While the pasta is cooking, in a deep saute pan, heat the cream and garlic (if using) over low-medium heat. Add butter and whisk gently until melted. Remove and discard the garlic. Mix in the nutmeg and cheese. Season with freshly grated black pepper.
After this, drain, reserving 2 cups pasta cooking liquid. Add it to the pan, gently toss the pasta to coat in the Alfredo sauce adding some of the pasta water if needed to loosen.
Finally, top with more grated cheese and chopped parsley. Serve immediately.
Baked Swordfish
While swordfish isn’t the first fish you’d probably think to prepare, it’s definitely well worth adding to your menu. Once you prepare it for the first time, you’ll know exactly why! Here’s the quick recipe from delish.com.
Ingredients you’ll need: 3 tbsp. extra-virgin olive oil, divided, 3 swordfish steaks, kosher salt, freshly ground black pepper, 2 pt. multicolored cherry tomatoes halved, 1/4 cup red onion finely chopped, 3 tbsp. thinly sliced basil, juice of 1/2 a lemon.
First, heat oven to 400°. In a large cast-iron skillet over high heat, heat 2 tablespoons oil.
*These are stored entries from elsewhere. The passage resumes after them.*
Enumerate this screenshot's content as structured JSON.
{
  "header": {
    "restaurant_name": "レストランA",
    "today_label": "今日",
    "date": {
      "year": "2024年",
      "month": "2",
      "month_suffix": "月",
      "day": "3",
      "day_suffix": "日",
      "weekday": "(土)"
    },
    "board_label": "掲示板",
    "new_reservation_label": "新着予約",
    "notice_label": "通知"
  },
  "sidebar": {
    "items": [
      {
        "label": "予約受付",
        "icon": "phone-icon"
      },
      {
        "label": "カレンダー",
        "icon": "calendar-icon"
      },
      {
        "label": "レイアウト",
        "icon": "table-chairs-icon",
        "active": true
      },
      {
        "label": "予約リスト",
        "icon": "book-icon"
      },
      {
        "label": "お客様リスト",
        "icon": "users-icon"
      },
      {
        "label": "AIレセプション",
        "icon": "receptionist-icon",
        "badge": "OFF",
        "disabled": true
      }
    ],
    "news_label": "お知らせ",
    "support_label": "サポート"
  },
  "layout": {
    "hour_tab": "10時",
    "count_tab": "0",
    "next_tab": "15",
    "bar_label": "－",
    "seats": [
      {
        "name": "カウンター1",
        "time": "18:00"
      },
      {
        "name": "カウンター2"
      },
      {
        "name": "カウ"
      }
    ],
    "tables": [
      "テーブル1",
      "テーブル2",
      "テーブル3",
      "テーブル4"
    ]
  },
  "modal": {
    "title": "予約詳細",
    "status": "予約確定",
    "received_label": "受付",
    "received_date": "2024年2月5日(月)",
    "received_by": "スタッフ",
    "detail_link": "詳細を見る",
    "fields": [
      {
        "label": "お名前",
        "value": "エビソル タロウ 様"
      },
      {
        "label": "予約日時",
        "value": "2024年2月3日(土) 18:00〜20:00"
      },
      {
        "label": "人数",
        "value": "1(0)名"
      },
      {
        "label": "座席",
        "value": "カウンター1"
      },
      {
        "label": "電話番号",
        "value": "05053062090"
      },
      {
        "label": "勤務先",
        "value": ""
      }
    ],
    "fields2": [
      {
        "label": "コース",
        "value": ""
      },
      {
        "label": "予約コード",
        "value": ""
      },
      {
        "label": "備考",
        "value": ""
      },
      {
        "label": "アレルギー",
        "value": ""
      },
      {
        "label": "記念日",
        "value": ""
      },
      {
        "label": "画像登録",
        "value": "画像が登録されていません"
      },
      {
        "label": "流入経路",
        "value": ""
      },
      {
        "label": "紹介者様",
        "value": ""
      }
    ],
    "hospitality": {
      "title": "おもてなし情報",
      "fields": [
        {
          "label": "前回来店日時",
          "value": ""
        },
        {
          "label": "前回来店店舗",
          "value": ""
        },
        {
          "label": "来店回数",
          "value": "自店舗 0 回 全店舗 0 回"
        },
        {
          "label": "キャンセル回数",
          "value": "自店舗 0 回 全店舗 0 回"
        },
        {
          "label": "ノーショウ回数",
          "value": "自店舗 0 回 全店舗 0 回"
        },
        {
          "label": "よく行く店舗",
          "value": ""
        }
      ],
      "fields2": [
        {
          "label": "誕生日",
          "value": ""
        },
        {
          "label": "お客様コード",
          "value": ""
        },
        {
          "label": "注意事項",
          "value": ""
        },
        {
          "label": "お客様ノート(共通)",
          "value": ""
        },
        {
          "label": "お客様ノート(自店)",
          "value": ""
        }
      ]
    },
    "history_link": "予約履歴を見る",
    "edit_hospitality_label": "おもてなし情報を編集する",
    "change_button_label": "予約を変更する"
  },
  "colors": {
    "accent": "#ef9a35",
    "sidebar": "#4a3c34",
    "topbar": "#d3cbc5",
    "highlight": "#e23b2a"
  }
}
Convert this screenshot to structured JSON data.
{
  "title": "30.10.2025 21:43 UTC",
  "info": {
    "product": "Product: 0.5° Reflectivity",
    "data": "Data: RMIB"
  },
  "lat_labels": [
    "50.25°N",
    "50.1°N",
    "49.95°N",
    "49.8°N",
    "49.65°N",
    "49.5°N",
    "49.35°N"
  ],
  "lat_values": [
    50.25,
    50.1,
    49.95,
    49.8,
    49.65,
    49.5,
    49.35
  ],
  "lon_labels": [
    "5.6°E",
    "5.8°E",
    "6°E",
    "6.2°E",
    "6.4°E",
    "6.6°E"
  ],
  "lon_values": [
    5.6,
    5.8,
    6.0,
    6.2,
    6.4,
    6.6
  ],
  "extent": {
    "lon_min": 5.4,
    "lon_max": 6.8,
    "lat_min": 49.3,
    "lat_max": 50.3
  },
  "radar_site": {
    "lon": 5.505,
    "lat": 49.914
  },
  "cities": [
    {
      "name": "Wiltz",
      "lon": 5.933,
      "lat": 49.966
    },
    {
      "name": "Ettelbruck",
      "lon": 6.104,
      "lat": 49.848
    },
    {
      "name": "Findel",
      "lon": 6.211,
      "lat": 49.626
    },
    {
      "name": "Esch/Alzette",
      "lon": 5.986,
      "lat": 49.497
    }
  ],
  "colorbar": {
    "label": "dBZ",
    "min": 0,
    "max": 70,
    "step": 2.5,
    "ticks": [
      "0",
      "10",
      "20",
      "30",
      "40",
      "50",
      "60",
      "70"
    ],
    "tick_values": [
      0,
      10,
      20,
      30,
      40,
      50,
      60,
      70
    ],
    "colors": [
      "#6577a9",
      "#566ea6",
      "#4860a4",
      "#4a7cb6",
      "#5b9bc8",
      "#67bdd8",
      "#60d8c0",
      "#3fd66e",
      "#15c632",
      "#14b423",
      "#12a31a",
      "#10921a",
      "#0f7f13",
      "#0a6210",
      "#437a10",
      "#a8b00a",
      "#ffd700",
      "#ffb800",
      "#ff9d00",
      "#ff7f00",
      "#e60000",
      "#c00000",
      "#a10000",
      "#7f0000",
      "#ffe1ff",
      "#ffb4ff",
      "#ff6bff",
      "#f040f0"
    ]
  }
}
Add fish to pan and season tops with salt and pepper. Cook until fish is browned on one side, 3 to 5 minutes. Flip and season the opposite side with salt and pepper. Remove pan from heat and place into the oven.
Roast until swordfish is cooked through and flaky, about 10 minutes.
Make the fresh tomato salad: In a large bowl combine tomatoes, onion, and basil. Add remaining tablespoon oil and lemon juice and season with salt and pepper. Spoon salad over fish and serve.
These are meals your whole family will love, including the little ones. Depending on the size and appetites of your family, some of these meals may be finished in one sitting, but others will stretch so you’ll be sure to have leftovers that you can eat throughout the week.